Persepolis Rising (Expanse 7)
Page 108
“Doesn’t feel like it, does it? I keep asking myself what the hell happened.”
“We lost Holden.”
Alex shook his head, tapped four fingertips on the table. “Yeah, and that’s hard, but something happened before that. We’ve faced all kinds of bad before now, and it never split up the family. It was always everyone else, never us. Now Naomi’s off in her room, and Amos is wherever the hell Amos is. You’re going for long walks. We used to be a crew. Now it’s me and Claire playing cards and worrying about everyone.” She heard the accusation in his voice, and she wanted to push back at him. Only he was right. Something deeper was wrong. Had been wrong.
In the hallway, Saba’s voice. A woman replied. It was all too quiet to make out the words. The people at the other table laughed about something. Bobbie hunched forward, her scowl deep enough to ache.
“Holden’s not just Holden,” she said, knowing it was an evasion but saying it anyway. “He’s the face of the Rocinante. He’s been on newsfeeds since before I joined up. He’s the special man. We pulled this thing off, and we lost one person in the operation. That’s a win. If it had been you or me or Claire that got caught, we’d still be celebrating, but it was Holden. Now it feels like we lost our good-luck charm.”

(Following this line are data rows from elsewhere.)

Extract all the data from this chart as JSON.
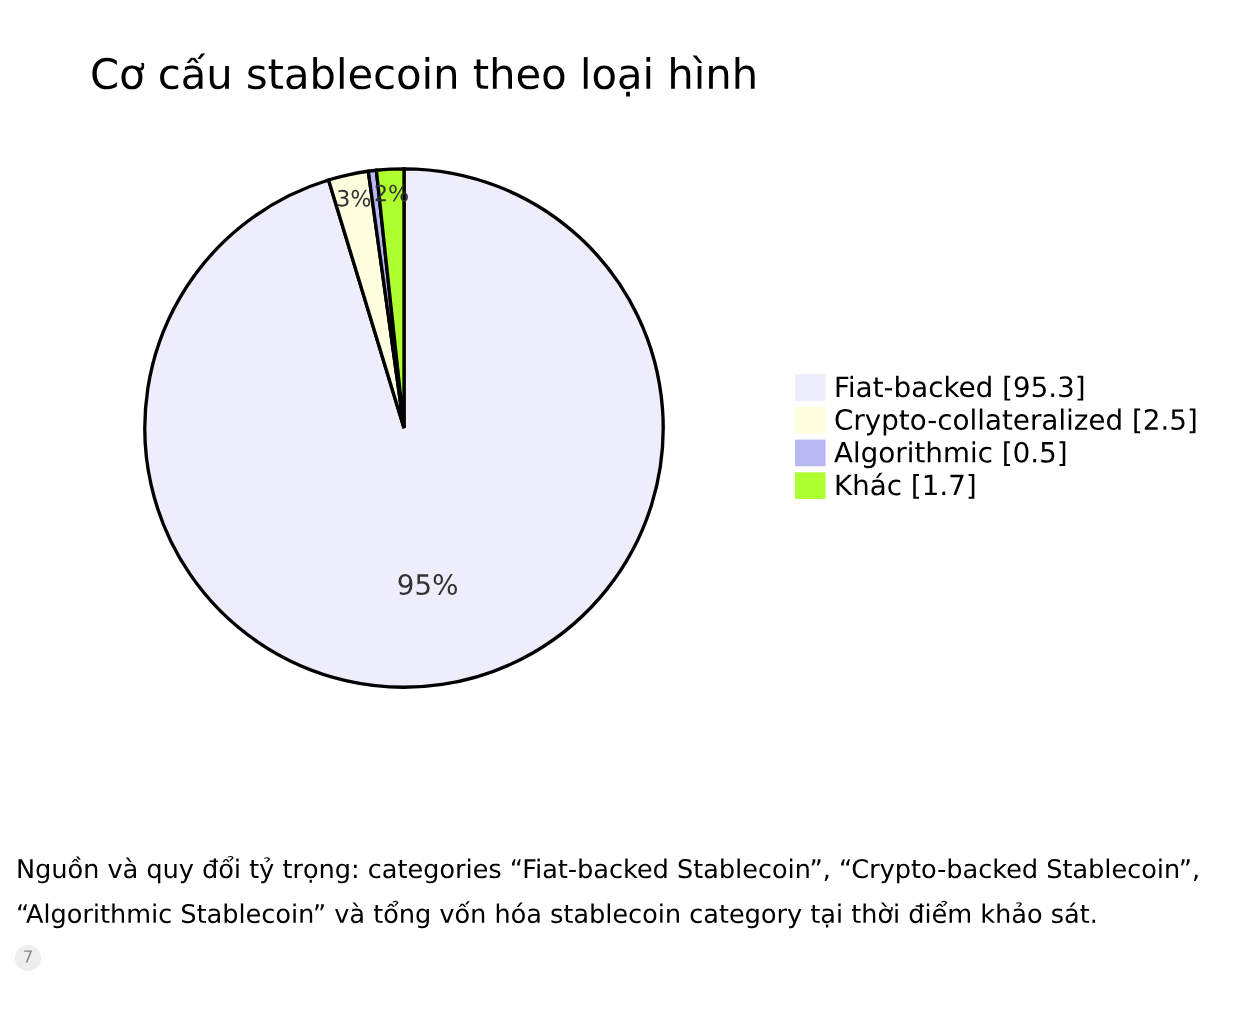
{
  "chart_data": {
    "type": "pie",
    "title": "Cơ cấu stablecoin theo loại hình",
    "categories": [
      "Fiat-backed [95.3]",
      "Crypto-collateralized [2.5]",
      "Algorithmic [0.5]",
      "Khác [1.7]"
    ],
    "values": [
      95.3,
      2.5,
      0.5,
      1.7
    ],
    "colors": [
      "#ededfb",
      "#ffffe0",
      "#b9b9f2",
      "#adff2f"
    ],
    "value_labels": [
      "95%",
      "3%",
      null,
      "2%"
    ],
    "legend": "right",
    "annotations": [
      "Nguồn và quy đổi tỷ trọng: categories “Fiat-backed Stablecoin”, “Crypto-backed Stablecoin”, “Algorithmic Stablecoin” và tổng vốn hóa stablecoin category tại thời điểm khảo sát.",
      "7"
    ]
  }
}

“Feels like that to them, sure,” Alex said, pointing to the others with his thumb. “But we lost him before, and it didn’t break us. Him and Naomi retiring was sad. And then he didn’t go away, and that was weird.”
“Yeah. The whole Captain Draper thing might have worked if he’d actually been out of the picture—”

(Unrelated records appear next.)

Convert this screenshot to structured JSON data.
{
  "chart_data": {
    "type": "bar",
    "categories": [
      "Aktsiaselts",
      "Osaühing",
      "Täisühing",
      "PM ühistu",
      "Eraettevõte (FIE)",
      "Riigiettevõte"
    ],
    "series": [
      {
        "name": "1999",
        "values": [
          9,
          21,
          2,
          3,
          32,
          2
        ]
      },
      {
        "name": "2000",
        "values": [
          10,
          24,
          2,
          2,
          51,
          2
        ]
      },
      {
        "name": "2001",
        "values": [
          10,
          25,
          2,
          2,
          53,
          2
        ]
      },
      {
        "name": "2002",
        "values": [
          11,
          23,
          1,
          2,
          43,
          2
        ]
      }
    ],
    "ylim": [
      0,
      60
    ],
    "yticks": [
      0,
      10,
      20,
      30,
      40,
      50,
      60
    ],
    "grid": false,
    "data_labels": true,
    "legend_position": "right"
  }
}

Alex leaned forward, talking over her.
“But we know better. Whatever’s going on with Amos and you, it didn’t start when Holden left. Or when he came back. It was when that big-ass ship steamed through the gate from Laconia and fucked everything sideways. And now Naomi’s curling up in her bunk while everything’s still on fire.”

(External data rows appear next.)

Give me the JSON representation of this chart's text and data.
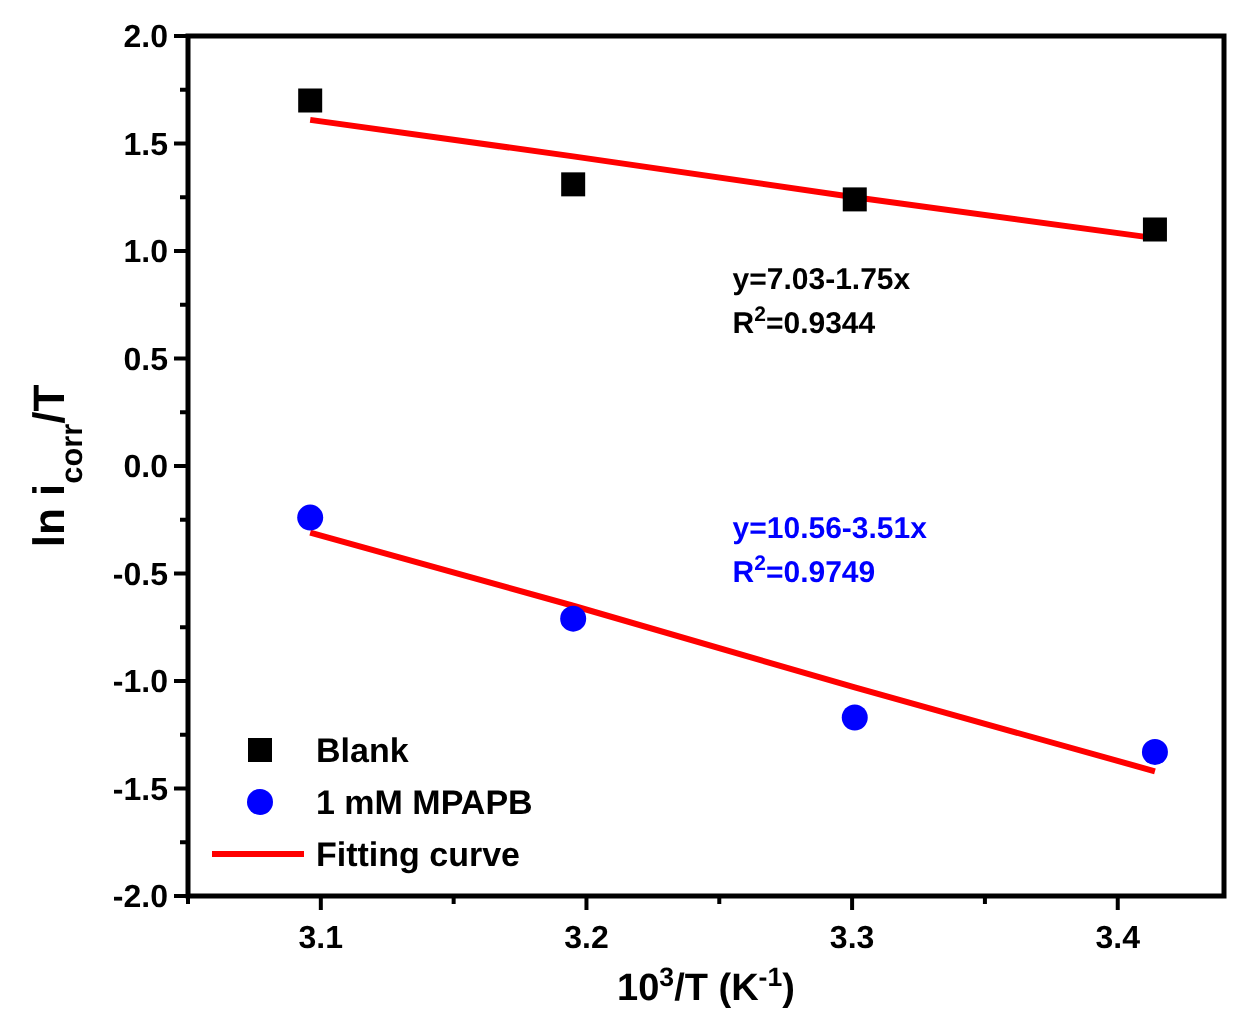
{
  "chart_data": {
    "type": "scatter",
    "xlabel": "10$^{3}$/T (K$^{-1}$)",
    "ylabel": "ln i$_{corr}$/T",
    "xlim": [
      3.05,
      3.44
    ],
    "ylim": [
      -2.0,
      2.0
    ],
    "xticks": [
      {
        "value": 3.05,
        "label": null
      },
      3.1,
      {
        "value": 3.15,
        "label": null
      },
      3.2,
      {
        "value": 3.25,
        "label": null
      },
      3.3,
      {
        "value": 3.35,
        "label": null
      },
      3.4
    ],
    "yticks": [
      {
        "value": -2,
        "label": "-2.0"
      },
      {
        "value": -1.75,
        "label": null
      },
      -1.5,
      {
        "value": -1.25,
        "label": null
      },
      {
        "value": -1,
        "label": "-1.0"
      },
      {
        "value": -0.75,
        "label": null
      },
      -0.5,
      {
        "value": -0.25,
        "label": null
      },
      {
        "value": 0,
        "label": "0.0"
      },
      {
        "value": 0.25,
        "label": null
      },
      0.5,
      {
        "value": 0.75,
        "label": null
      },
      {
        "value": 1,
        "label": "1.0"
      },
      {
        "value": 1.25,
        "label": null
      },
      1.5,
      {
        "value": 1.75,
        "label": null
      },
      {
        "value": 2,
        "label": "2.0"
      }
    ],
    "x": [
      3.096,
      3.195,
      3.301,
      3.414
    ],
    "series": [
      {
        "name": "Blank",
        "color": "#000000",
        "marker": "square",
        "values": [
          1.7,
          1.31,
          1.24,
          1.1
        ]
      },
      {
        "name": "1 mM MPAPB",
        "color": "#0000ff",
        "marker": "circle",
        "values": [
          -0.24,
          -0.71,
          -1.17,
          -1.33
        ]
      },
      {
        "name": "Fitting curve",
        "type": "line",
        "color": "#ff0000",
        "values": [
          1.61,
          1.44,
          1.25,
          1.06
        ]
      },
      {
        "type": "line",
        "color": "#ff0000",
        "values": [
          -0.31,
          -0.65,
          -1.03,
          -1.42
        ]
      }
    ],
    "annotations": [
      "y=7.03-1.75x",
      "R$^{2}$=0.9344",
      "y=10.56-3.51x",
      "R$^{2}$=0.9749"
    ],
    "legend": "bottom left",
    "grid": false
  }
}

“She’s not helping with the decrypt?”
Alex shook his head once, sharply.
“She can’t pull back,” Bobbie said. “She’s the best tech on the station. Saba’s people are fine, but she’s better. She can’t just stop working because …”
Because her lover’s dead. Or worse. Bobbie felt the hurt and the guilt again.
“We need her,” Alex agreed. “I’ll have a talk with her if you want. Unless you want to be the one who kicks her butt?”
“I really don’t.”
“Good, because I don’t want to be the one who tells Amos to get his shit together. So that one’s on you.”
To Bobbie’s surprise, she smiled. For a moment, she could pretend the cramped little galley was the Rocinante. That she and Alex were burning between the gates and the stars. She put a hand on his arm, grateful that her friend was there. And that however shitty things got, the plan was still to fix them.
Alex’s smile was enough to show he understood everything she hadn’t spoken. “Right?” he said.
“You’re Naomi. I’m Amos. Then if Holden’s still alive, we find him, crack him loose, and get the hell out of Dodge before the next big-ass ship comes through that gate.”
“See? Now you’re talking sense,” Alex said. He sighed. “Which is good, because I thought I was going to have to tell you to stop sulking, and I really wasn’t looking forward to the part where you punched me in the mouth.”
Saba stood at the wider part of the hallway where an access panel had been taken out and never replaced. He held his arms above his head, bracing against the ceiling with the unconscious ease of someone ready for a ship that might move unexpectedly. He lifted his chin as Bobbie came close.
“Hey, I’m looking for Amos,” she said.
“Problem?”
“Tell you when I find out,” she said. “He’s not answering his comms.”
Saba’s brow furrowed. “Que shansy que he’s after Holden?”
“I wouldn’t put the odds high that he’d go on an extraction by himself,” Bobbie said. Then, a moment later, “I mean not zero, but not high.”
“See it stays, if you can,” Saba said. “We’re carrying plenty enough already, and more rolling down, yeah?”
Something in his voice caught her. “More news?”
Saba hesitated, then shifted his head. Come this way. “You looking for yours, me looking for you. You want the good word first, or the worrying?”
“Good,” Bobbie said. “I’m looking for good.”